One person pretty much had it spot-on though: If the clients are all protected, and you don't have any connection between server and internet for anything more than Windows Updates, you'd think you're well-fortified all around.

But I have family members on my LAN who . . . don't use their common sense. Mom -- almost 90 -- is obsessed with Publisher's Clearinghouse and thinks she's "won" about five times a year -- she doesn't manage her "junk" mail well; and my Bro' -- who used to visit certain "XXX" sites. When Kaspersky told him of a threat, he dismissed the warning and infected his box with all sorts of malware.

Bro wised up. Mom -- I just have to keep an eye on her computer. But I'm inclined to install AV-ware on my server, even if I wouldn't otherwise need to.
 
What do you store on it?

I store files which come from all different type of sources.

Irrelevant. I could purposefully download gigabytes of malware and stash it all on the server and it would pose no more threat to that server than if all I did was download plain boring text files.

Downloading anything is harmless. Data is inert. Execution is the thing to watch out for, and that's why, if you're using the server as a server and not as a client, there's nothing to worry about. And when something is executed, it hoses the system that executes it, not the system that stores it. So running a piece of malware on a network drive doesn't hose the system that hosts that network drive, but instead the system that did the running. (That having been said, once the system that runs the malware is compromised, it could be used as a springboard from which to attack the server, but that's a possibility regardless of whether the malware is hosted locally on the client or remotely on the server.)

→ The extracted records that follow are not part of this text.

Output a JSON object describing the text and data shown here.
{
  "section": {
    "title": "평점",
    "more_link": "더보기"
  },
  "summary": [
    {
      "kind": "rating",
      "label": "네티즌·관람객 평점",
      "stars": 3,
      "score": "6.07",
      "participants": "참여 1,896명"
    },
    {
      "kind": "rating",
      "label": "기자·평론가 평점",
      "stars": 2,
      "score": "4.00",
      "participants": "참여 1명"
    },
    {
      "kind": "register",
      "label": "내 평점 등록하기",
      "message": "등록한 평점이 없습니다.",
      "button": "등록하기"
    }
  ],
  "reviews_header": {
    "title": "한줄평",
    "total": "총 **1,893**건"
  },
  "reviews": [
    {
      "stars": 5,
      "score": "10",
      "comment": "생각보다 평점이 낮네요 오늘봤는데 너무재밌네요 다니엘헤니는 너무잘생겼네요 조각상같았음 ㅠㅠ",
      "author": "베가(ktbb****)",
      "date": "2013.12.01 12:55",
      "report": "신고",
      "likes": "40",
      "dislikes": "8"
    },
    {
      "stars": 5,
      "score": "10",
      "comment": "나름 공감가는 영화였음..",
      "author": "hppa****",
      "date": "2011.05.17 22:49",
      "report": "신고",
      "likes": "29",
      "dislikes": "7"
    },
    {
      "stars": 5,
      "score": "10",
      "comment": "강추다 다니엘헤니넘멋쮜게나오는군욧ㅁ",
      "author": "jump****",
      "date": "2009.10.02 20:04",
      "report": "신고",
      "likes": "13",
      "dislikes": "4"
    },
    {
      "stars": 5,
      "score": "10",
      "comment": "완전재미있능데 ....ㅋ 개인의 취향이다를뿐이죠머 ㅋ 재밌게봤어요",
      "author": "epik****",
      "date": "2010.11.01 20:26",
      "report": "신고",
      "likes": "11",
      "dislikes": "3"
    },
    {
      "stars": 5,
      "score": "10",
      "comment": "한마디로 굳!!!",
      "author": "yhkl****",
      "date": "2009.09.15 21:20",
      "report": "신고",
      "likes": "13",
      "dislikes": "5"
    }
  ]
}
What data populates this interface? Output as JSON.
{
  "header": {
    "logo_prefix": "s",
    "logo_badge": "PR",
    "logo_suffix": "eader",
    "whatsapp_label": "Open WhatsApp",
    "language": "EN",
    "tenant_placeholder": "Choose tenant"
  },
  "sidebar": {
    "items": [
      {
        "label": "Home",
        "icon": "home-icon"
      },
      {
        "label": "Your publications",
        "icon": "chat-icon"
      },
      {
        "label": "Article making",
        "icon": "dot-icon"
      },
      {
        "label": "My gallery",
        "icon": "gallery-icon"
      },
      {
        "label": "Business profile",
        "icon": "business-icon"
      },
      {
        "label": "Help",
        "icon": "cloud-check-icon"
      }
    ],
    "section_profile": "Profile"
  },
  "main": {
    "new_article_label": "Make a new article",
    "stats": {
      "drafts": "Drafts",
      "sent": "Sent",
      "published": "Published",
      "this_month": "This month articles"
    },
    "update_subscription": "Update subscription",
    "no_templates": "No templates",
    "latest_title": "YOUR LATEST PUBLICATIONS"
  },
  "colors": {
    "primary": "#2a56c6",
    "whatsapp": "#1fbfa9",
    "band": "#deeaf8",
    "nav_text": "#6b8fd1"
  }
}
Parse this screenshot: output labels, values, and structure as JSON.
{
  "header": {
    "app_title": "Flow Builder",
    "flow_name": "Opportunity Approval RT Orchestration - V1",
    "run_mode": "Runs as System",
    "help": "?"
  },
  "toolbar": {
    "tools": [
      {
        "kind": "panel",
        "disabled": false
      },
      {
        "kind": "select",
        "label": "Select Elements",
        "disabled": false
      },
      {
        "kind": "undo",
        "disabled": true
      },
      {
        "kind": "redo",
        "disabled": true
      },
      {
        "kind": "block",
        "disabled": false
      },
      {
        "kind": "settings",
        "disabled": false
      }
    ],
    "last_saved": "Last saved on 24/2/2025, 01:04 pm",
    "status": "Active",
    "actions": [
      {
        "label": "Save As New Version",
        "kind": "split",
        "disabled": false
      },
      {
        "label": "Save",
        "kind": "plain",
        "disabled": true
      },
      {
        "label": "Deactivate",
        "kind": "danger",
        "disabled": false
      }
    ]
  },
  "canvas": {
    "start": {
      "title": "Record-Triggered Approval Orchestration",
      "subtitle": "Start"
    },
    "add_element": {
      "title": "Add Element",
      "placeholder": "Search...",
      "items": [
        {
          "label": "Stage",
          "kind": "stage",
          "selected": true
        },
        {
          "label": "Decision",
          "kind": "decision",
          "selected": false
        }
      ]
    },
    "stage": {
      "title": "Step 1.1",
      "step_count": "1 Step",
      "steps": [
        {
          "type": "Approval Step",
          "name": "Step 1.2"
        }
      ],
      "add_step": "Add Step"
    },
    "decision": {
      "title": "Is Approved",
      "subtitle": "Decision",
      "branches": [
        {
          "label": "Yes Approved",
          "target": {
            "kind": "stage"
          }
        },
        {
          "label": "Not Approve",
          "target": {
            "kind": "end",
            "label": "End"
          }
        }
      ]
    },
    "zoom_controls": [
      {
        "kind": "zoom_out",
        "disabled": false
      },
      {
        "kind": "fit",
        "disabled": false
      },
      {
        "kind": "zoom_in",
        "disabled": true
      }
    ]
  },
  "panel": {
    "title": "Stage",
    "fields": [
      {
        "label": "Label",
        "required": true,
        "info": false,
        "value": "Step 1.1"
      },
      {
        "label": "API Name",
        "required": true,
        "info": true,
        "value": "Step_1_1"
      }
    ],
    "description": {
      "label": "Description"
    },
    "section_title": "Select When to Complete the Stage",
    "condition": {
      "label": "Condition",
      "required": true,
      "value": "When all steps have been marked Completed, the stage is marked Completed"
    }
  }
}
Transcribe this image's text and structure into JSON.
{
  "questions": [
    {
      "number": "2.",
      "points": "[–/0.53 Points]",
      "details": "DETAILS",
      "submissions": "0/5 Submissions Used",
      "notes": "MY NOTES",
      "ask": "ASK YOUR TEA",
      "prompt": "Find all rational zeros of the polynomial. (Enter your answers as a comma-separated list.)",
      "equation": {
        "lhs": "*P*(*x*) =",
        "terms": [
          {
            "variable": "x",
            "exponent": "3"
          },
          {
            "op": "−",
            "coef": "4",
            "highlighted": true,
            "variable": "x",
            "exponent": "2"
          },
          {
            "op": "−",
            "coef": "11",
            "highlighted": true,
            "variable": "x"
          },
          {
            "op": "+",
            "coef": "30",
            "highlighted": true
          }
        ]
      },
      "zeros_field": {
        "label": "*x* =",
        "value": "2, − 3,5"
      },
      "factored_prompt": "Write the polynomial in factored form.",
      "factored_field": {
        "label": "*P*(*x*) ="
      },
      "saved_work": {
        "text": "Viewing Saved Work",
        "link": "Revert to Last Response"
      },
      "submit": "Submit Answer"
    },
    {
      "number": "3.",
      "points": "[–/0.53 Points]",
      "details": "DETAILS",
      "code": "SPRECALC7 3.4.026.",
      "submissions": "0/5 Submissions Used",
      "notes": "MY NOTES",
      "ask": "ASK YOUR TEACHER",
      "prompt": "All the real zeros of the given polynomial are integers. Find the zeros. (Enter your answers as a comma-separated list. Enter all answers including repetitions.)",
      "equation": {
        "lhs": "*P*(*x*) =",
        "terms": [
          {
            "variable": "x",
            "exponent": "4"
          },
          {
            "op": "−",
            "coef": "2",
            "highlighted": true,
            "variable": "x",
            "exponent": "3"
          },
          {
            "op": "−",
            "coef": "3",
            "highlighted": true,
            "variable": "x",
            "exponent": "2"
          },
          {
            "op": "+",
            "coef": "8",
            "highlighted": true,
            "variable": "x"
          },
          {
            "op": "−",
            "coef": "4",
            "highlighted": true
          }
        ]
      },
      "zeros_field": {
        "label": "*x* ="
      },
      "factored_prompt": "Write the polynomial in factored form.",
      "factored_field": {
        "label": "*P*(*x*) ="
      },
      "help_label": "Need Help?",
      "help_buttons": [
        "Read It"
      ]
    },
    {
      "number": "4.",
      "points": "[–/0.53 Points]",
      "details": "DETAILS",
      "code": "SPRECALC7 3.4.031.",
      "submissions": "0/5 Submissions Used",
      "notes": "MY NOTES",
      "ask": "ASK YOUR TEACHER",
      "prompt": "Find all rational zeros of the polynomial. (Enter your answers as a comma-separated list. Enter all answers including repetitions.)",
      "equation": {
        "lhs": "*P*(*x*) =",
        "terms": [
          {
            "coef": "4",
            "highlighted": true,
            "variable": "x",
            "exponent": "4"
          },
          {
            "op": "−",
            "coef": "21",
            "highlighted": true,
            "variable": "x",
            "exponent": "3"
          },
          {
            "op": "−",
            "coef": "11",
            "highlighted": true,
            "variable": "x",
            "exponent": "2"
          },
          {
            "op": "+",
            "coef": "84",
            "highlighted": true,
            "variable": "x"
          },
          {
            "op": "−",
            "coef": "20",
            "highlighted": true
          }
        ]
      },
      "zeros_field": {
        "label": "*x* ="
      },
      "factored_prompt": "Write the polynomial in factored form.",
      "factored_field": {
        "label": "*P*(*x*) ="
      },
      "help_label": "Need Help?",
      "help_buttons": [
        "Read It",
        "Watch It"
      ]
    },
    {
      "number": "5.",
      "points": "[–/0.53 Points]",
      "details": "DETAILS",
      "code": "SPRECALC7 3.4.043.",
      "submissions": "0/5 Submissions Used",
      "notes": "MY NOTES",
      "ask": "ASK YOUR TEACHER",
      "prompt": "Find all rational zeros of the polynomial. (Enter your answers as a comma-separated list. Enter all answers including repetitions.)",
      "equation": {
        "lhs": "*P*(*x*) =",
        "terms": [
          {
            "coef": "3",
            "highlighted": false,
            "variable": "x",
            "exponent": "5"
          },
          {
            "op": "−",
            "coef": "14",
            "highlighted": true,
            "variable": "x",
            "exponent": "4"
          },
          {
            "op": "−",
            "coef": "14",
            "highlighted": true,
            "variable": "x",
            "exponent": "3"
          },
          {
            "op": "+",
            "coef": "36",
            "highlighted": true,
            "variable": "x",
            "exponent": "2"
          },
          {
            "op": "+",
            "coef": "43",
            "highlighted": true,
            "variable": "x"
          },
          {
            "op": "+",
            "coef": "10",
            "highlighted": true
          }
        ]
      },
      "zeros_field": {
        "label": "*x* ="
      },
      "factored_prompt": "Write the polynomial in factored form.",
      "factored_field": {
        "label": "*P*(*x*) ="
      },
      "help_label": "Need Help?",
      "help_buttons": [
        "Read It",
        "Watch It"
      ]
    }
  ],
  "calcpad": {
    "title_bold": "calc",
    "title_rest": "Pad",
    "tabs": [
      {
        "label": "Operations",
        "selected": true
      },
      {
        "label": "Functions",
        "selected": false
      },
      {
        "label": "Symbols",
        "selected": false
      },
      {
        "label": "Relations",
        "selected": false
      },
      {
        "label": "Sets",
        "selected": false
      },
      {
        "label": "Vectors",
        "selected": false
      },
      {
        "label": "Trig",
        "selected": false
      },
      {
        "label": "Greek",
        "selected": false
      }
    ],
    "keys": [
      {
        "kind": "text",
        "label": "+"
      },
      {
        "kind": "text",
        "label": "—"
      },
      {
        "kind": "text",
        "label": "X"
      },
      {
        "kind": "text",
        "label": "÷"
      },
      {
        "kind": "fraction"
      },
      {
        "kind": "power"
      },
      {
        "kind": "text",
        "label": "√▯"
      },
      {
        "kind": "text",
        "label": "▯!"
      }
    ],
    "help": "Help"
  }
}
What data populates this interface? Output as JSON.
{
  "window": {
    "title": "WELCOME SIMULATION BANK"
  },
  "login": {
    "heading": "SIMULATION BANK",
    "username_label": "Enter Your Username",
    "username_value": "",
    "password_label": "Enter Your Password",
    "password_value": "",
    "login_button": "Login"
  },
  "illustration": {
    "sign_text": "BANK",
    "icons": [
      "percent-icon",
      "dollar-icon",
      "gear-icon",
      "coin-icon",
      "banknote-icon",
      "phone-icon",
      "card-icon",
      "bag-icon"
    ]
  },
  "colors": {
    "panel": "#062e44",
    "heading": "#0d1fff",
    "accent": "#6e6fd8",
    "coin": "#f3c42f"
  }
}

People have taken really opposite positions: "Yes, you should use AV-ware; No-- you don't need it and shouldn't."
Except one of those positions is couched in ignorance and the other is not. 😉

Again, the threats faced by a server are very different than those by a client, because if the user is not doing things, then that means undesired code execution on a server comes from the exploit of security holes, which, if you keep your server OS and software patched, are 0day affairs, and AV is f---ing useless against those kinds of things. And there's a non-zero cost to AV, and I don't mean financially, in the form of false-positives that more often than not do more damage than the (very limited set of) things that they do protect against.

However, something like EMET would help in the kinds of attack scenarios a server would encounter.
 
Last edited:
Irrelevant. I could purposefully download gigabytes of malware and stash it all on the server and it would pose no more threat to that server than if all I did was download plain boring text files.

Downloading anything is harmless. Data is inert. Execution is the thing to watch out for, and that's why, if you're using the server as a server and not as a client, there's nothing to worry about. And when something is executed, it hoses the system that executes it, not the system that stores it.
Your post makes perfect sense.

That being said, wouldn't it be "better protection" to have something detected before it can even run on a client that has antiwhatever installed on it? I see it as a double layer of protection, right?